My Lady bought this rug for herself, you see, from a shop on Charles Street in Beacon Hill. When she saw it in the window, there was another lady dickering in there over the price, but My Lady walked right in, offered what the tag said, and bought it right out from under rival-lady. When the shop-owner delivered it and laid it down in her bedroom, I was there, and I watched him literally pale when she said she planned to affix it to the floor with double-tape. He implored her not to do it, said it would degrade the quality of the rug, and he felt so bad and so strongly about the whole thing that she agreed. And then as soon as he was gone she had me on my hands and knees with the tape.

A few years later, she got new carpet in the rest of her apartment. The kind that, I don’t know what you call it, that goes almost wall to wall but stops just short so you can still see the hardwood around the edge? She got that and liked it so much that she decided to put the same stuff in her bedroom.

Now, My Lady is comfortable financially, but she’s not frivolous. In a different world, she might have taken this Persian rug back where she got it, reminded the owner that it had been in demand, and seen if he’d buy it back at a slight discount. But in a different world the back of it would not have been covered with five years of sticky-tape she’d promised to the guy she wouldn’t use. So in this world, what she did was give the rug to me.

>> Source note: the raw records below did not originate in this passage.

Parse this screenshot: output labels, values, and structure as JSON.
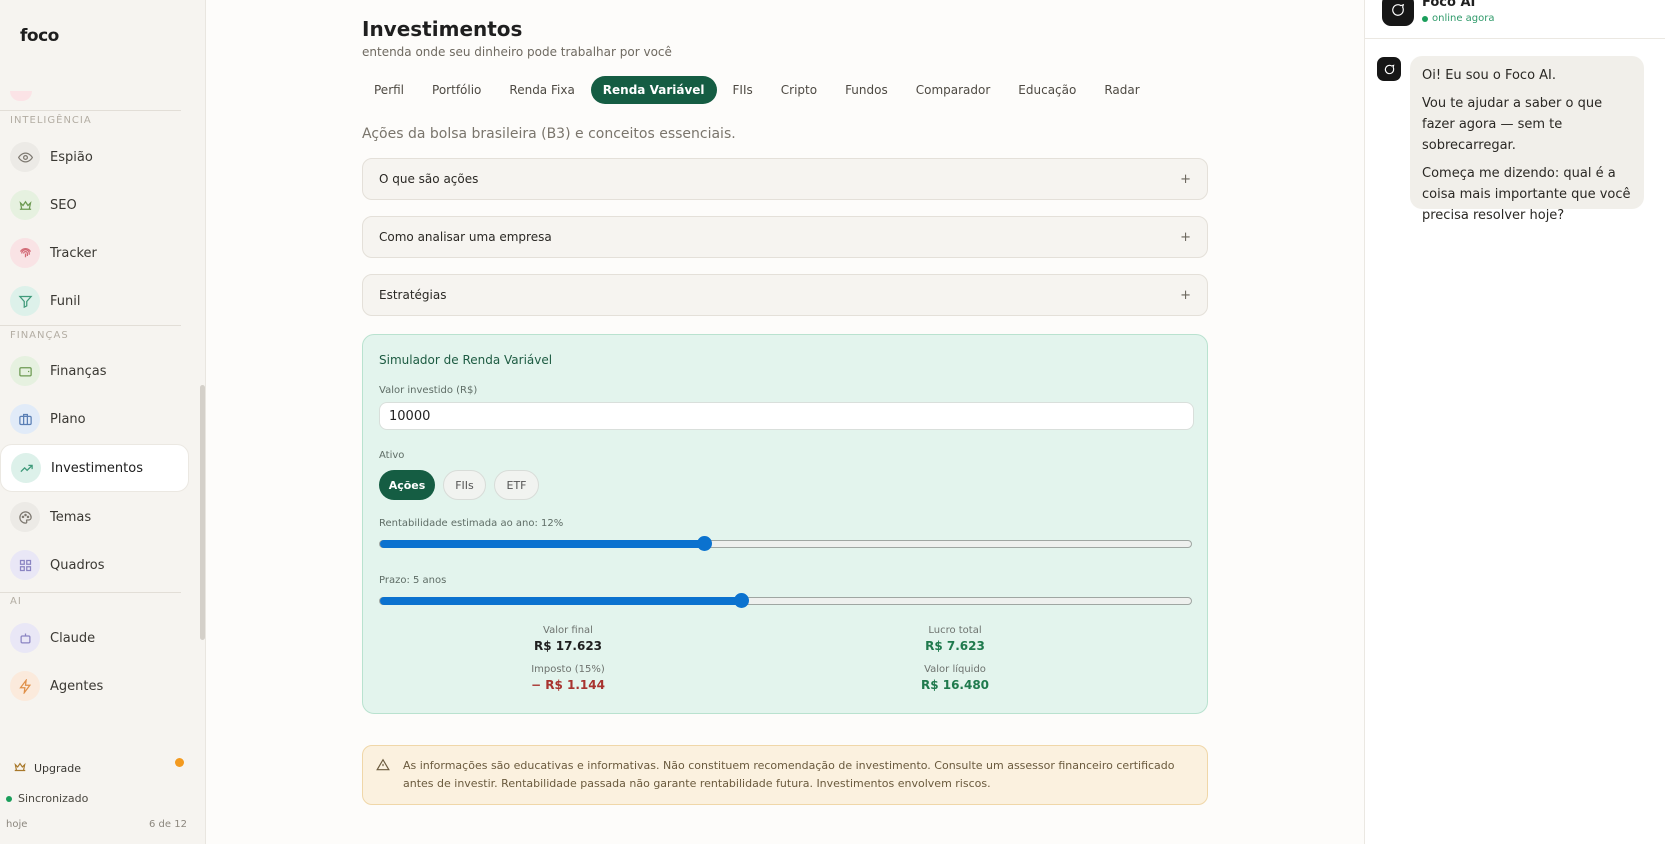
{
  "sidebar": {
    "logo": "foco",
    "sections": {
      "inteligencia": "INTELIGÊNCIA",
      "financas": "FINANÇAS",
      "ai": "AI"
    },
    "items": [
      {
        "label": "Espião",
        "icon": "eye-icon",
        "color": "#eceae6"
      },
      {
        "label": "SEO",
        "icon": "crown-icon",
        "color": "#e6f1e0"
      },
      {
        "label": "Tracker",
        "icon": "fingerprint-icon",
        "color": "#f9e3e5"
      },
      {
        "label": "Funil",
        "icon": "funnel-icon",
        "color": "#ddf1ea"
      },
      {
        "label": "Finanças",
        "icon": "wallet-icon",
        "color": "#e6f1e0"
      },
      {
        "label": "Plano",
        "icon": "briefcase-icon",
        "color": "#e1ebf8"
      },
      {
        "label": "Investimentos",
        "icon": "trending-up-icon",
        "color": "#ddf1ea"
      },
      {
        "label": "Temas",
        "icon": "palette-icon",
        "color": "#eceae6"
      },
      {
        "label": "Quadros",
        "icon": "grid-icon",
        "color": "#e9e7f6"
      },
      {
        "label": "Claude",
        "icon": "bot-icon",
        "color": "#e9e7f6"
      },
      {
        "label": "Agentes",
        "icon": "bolt-icon",
        "color": "#fbeadc"
      }
    ],
    "upgrade": "Upgrade",
    "sync": "Sincronizado",
    "today": "hoje",
    "count": "6 de 12"
  },
  "main": {
    "title": "Investimentos",
    "subtitle": "entenda onde seu dinheiro pode trabalhar por você",
    "tabs": [
      "Perfil",
      "Portfólio",
      "Renda Fixa",
      "Renda Variável",
      "FIIs",
      "Cripto",
      "Fundos",
      "Comparador",
      "Educação",
      "Radar"
    ],
    "active_tab": "Renda Variável",
    "intro": "Ações da bolsa brasileira (B3) e conceitos essenciais.",
    "accordions": [
      "O que são ações",
      "Como analisar uma empresa",
      "Estratégias"
    ],
    "accordion_toggle": "+"
  },
  "simulator": {
    "title": "Simulador de Renda Variável",
    "amount_label": "Valor investido (R$)",
    "amount_value": "10000",
    "asset_label": "Ativo",
    "assets": [
      "Ações",
      "FIIs",
      "ETF"
    ],
    "selected_asset": "Ações",
    "return_label": "Rentabilidade estimada ao ano: 12%",
    "return_fraction": 0.4,
    "term_label": "Prazo: 5 anos",
    "term_fraction": 0.445,
    "stats": {
      "final_label": "Valor final",
      "final_value": "R$ 17.623",
      "profit_label": "Lucro total",
      "profit_value": "R$ 7.623",
      "tax_label": "Imposto (15%)",
      "tax_value": "− R$ 1.144",
      "net_label": "Valor líquido",
      "net_value": "R$ 16.480"
    }
  },
  "disclaimer": "As informações são educativas e informativas. Não constituem recomendação de investimento. Consulte um assessor financeiro certificado antes de investir. Rentabilidade passada não garante rentabilidade futura. Investimentos envolvem riscos.",
  "chat": {
    "name": "Foco AI",
    "status": "online agora",
    "messages": [
      "Oi! Eu sou o Foco AI.",
      "Vou te ajudar a saber o que fazer agora — sem te sobrecarregar.",
      "Começa me dizendo: qual é a coisa mais importante que você precisa resolver hoje?"
    ]
  },
  "colors": {
    "accent": "#155d43",
    "slider": "#0b72cf",
    "profit": "#1f7a4d",
    "tax": "#a8332f"
  }
}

When we brought it home and rolled it out, the original price tag was still on the back, and although in a different world I wouldn’t be so crass as to share such a detail, in this one it’s germane to the other story I’m about to pick back up, so I will tell you (if you promise not to go blabbing it around) that My Lady flat-out gave to us a rug she bought for sixteen hundred bucks.

What was she thinking!? Does she not know I am Destructo!?

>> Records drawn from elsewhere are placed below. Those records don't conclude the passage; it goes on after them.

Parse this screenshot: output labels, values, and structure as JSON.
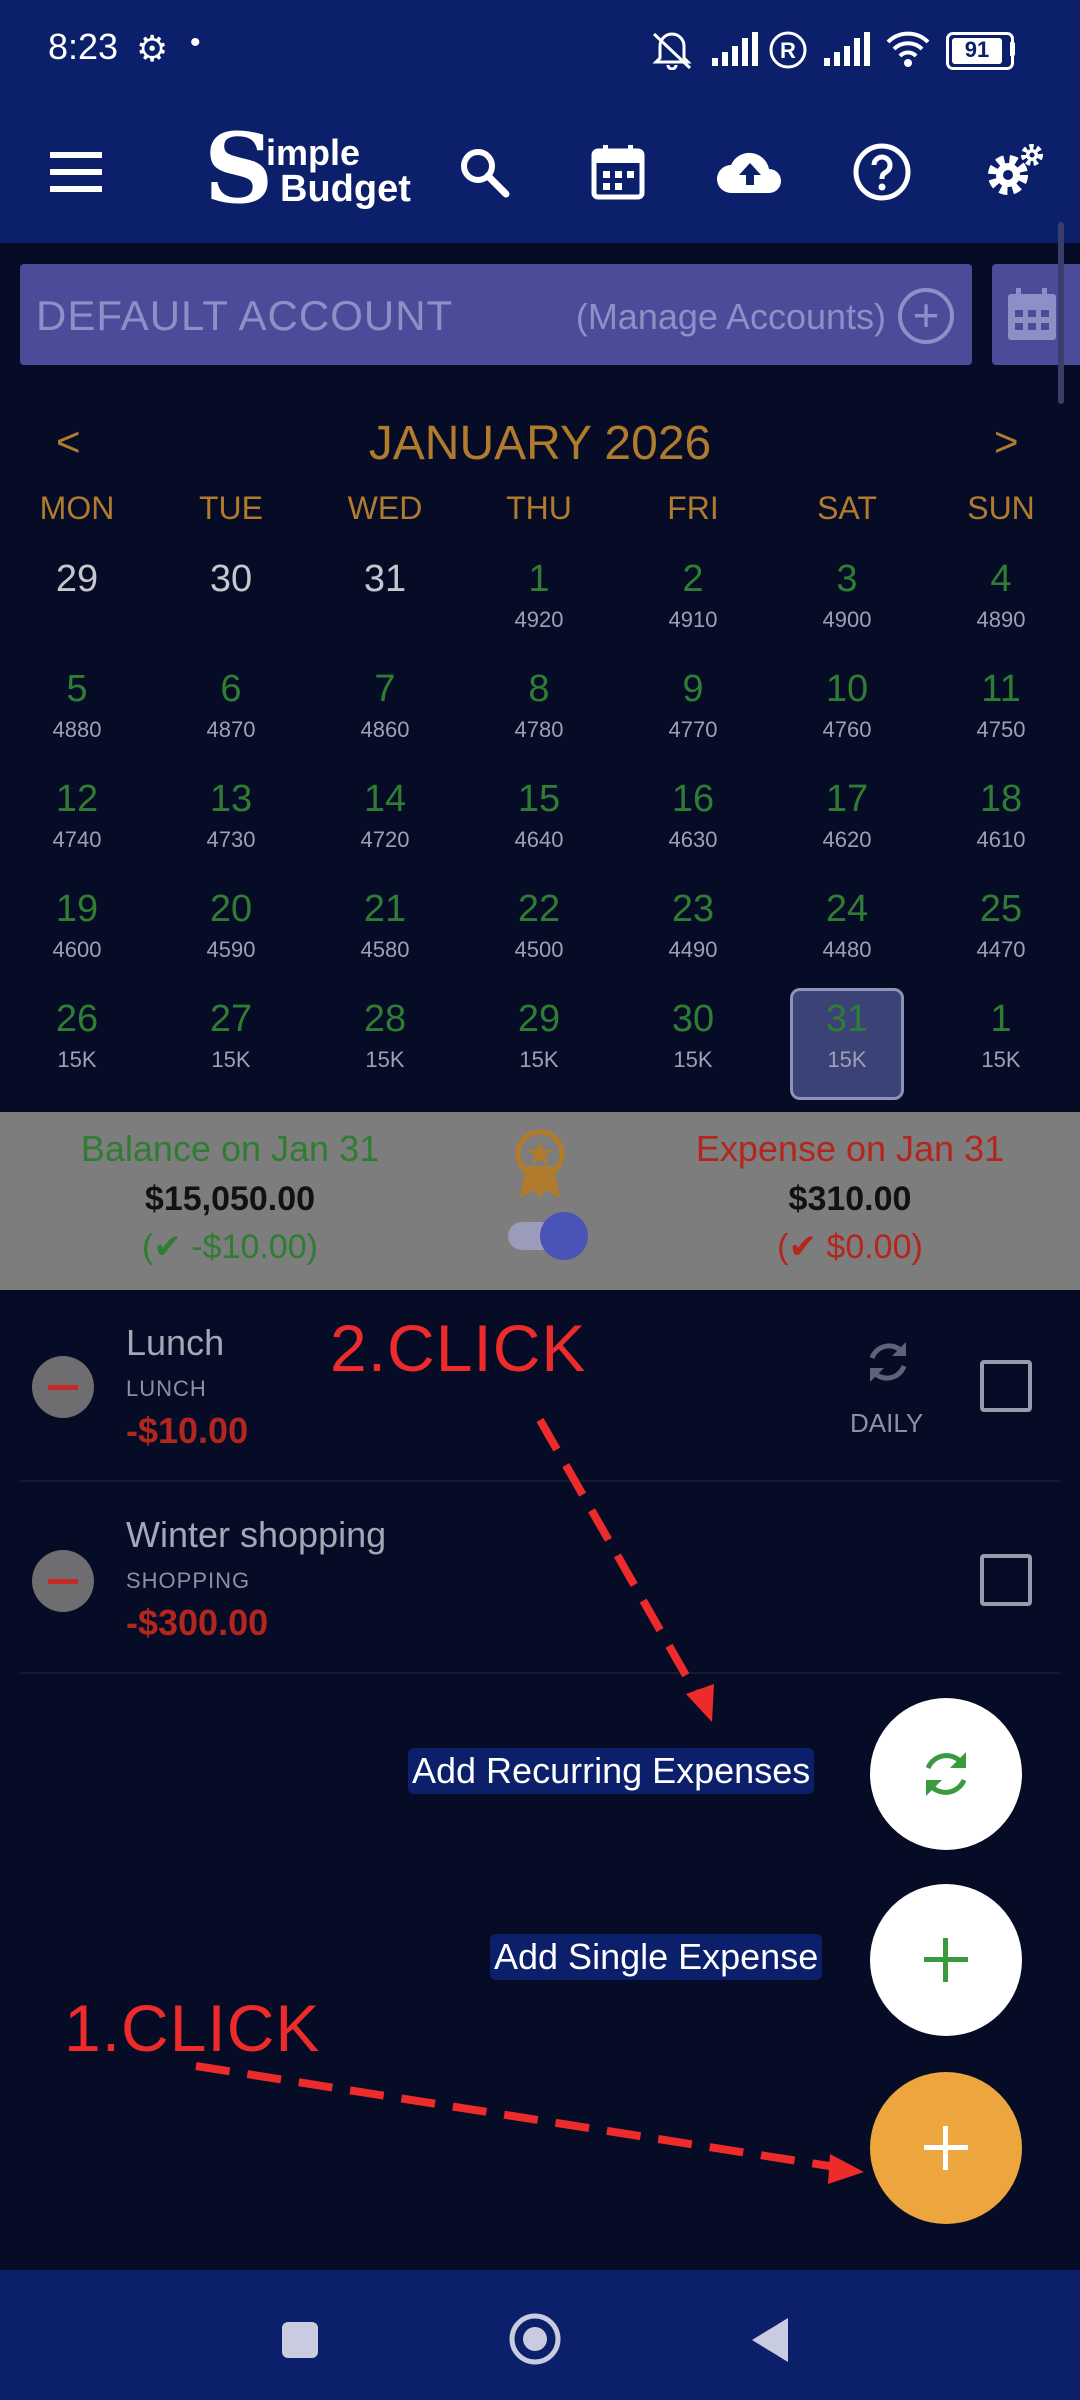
{
  "status_bar": {
    "time": "8:23",
    "battery": "91"
  },
  "app": {
    "logo_big": "S",
    "logo_line1": "imple",
    "logo_line2": "Budget"
  },
  "account": {
    "name": "DEFAULT ACCOUNT",
    "manage_label": "(Manage Accounts)",
    "add_symbol": "+"
  },
  "calendar": {
    "prev": "<",
    "next": ">",
    "month": "JANUARY 2026",
    "days_of_week": [
      "MON",
      "TUE",
      "WED",
      "THU",
      "FRI",
      "SAT",
      "SUN"
    ],
    "weeks": [
      [
        {
          "d": "29",
          "v": ""
        },
        {
          "d": "30",
          "v": ""
        },
        {
          "d": "31",
          "v": ""
        },
        {
          "d": "1",
          "v": "4920"
        },
        {
          "d": "2",
          "v": "4910"
        },
        {
          "d": "3",
          "v": "4900"
        },
        {
          "d": "4",
          "v": "4890"
        }
      ],
      [
        {
          "d": "5",
          "v": "4880"
        },
        {
          "d": "6",
          "v": "4870"
        },
        {
          "d": "7",
          "v": "4860"
        },
        {
          "d": "8",
          "v": "4780"
        },
        {
          "d": "9",
          "v": "4770"
        },
        {
          "d": "10",
          "v": "4760"
        },
        {
          "d": "11",
          "v": "4750"
        }
      ],
      [
        {
          "d": "12",
          "v": "4740"
        },
        {
          "d": "13",
          "v": "4730"
        },
        {
          "d": "14",
          "v": "4720"
        },
        {
          "d": "15",
          "v": "4640"
        },
        {
          "d": "16",
          "v": "4630"
        },
        {
          "d": "17",
          "v": "4620"
        },
        {
          "d": "18",
          "v": "4610"
        }
      ],
      [
        {
          "d": "19",
          "v": "4600"
        },
        {
          "d": "20",
          "v": "4590"
        },
        {
          "d": "21",
          "v": "4580"
        },
        {
          "d": "22",
          "v": "4500"
        },
        {
          "d": "23",
          "v": "4490"
        },
        {
          "d": "24",
          "v": "4480"
        },
        {
          "d": "25",
          "v": "4470"
        }
      ],
      [
        {
          "d": "26",
          "v": "15K"
        },
        {
          "d": "27",
          "v": "15K"
        },
        {
          "d": "28",
          "v": "15K"
        },
        {
          "d": "29",
          "v": "15K"
        },
        {
          "d": "30",
          "v": "15K"
        },
        {
          "d": "31",
          "v": "15K"
        },
        {
          "d": "1",
          "v": "15K"
        }
      ]
    ]
  },
  "summary": {
    "balance_title": "Balance on Jan 31",
    "balance_amount": "$15,050.00",
    "balance_sub": "(✔ -$10.00)",
    "expense_title": "Expense on Jan 31",
    "expense_amount": "$310.00",
    "expense_sub": "(✔ $0.00)"
  },
  "expenses": [
    {
      "title": "Lunch",
      "category": "LUNCH",
      "amount": "-$10.00",
      "recurrence": "DAILY"
    },
    {
      "title": "Winter shopping",
      "category": "SHOPPING",
      "amount": "-$300.00"
    }
  ],
  "fab": {
    "recurring_label": "Add Recurring Expenses",
    "single_label": "Add Single Expense"
  },
  "annotations": {
    "step1": "1.CLICK",
    "step2": "2.CLICK"
  },
  "colors": {
    "header": "#0b1f6a",
    "accent_orange": "#eda53d",
    "green": "#2f7d33",
    "red": "#b3261e"
  }
}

It’s neat, though, isn’t it? With the camels and the tents and everything? And I suppose it’s some measure of comfort that the thing Johnny called me out to show me – the thing he discovered when he moved the yellow chair to vacuum under it for the first time in six where-the-hell-are-all-these-freaking-moths-coming-from months – kind of also resembles a camel.


A giant, Godzilla-in-the-Bedouin-camp kind of camel, but a little like a camel, nonetheless. Sort of.


We didn’t fight about it. We were both, I think, a bit ashamed. I sighed and hung my head and I apologized, although in retrospect I never actually said that he’d been right. He ran his hands through his hair and allowed as how it was not my fault, even while I watched him resign himself anew to the notion that as long as he lives with me (Destructo) he will never be able to have nice things. Then he threw a couple mothballs down, put the yellow chair back where it was, and that was that.

Don’t get me wrong, now, there was soup on the walls again the next week. But that was flung over something important. Something that really mattered to our relationship. Not anything as trivial as chores.

I mean, seriously, how many times can one girl be expected to sit through The Mummy movie? The Rock’s not even in that one, for heaven’s sake!


Tune in tomorrow to find out how we tried (and failed) to pay our respects to Teddy Kennedy, and how we wound up getting soup-stains in the car!

3 comments:

Anonymous said...

I still don't get where the moths are coming from. Unless they are living in that big dustball.

EGE said...

That's not a dust ball! Sheesh! What kind of housekeeper do you think I am? Oh yeah...

Anyway, that is the hole in the rug that the moths ate.

Sorry. I know I'm a little rambly these days. Hopefully I'll be back on my game real soon.

Anonymous said...

Oh. Whoops. Well, you DID say you don't move the chair to clean under it.
I think lavender and dried lemon peels are good natural moth repellents. Smells better than moth balls too.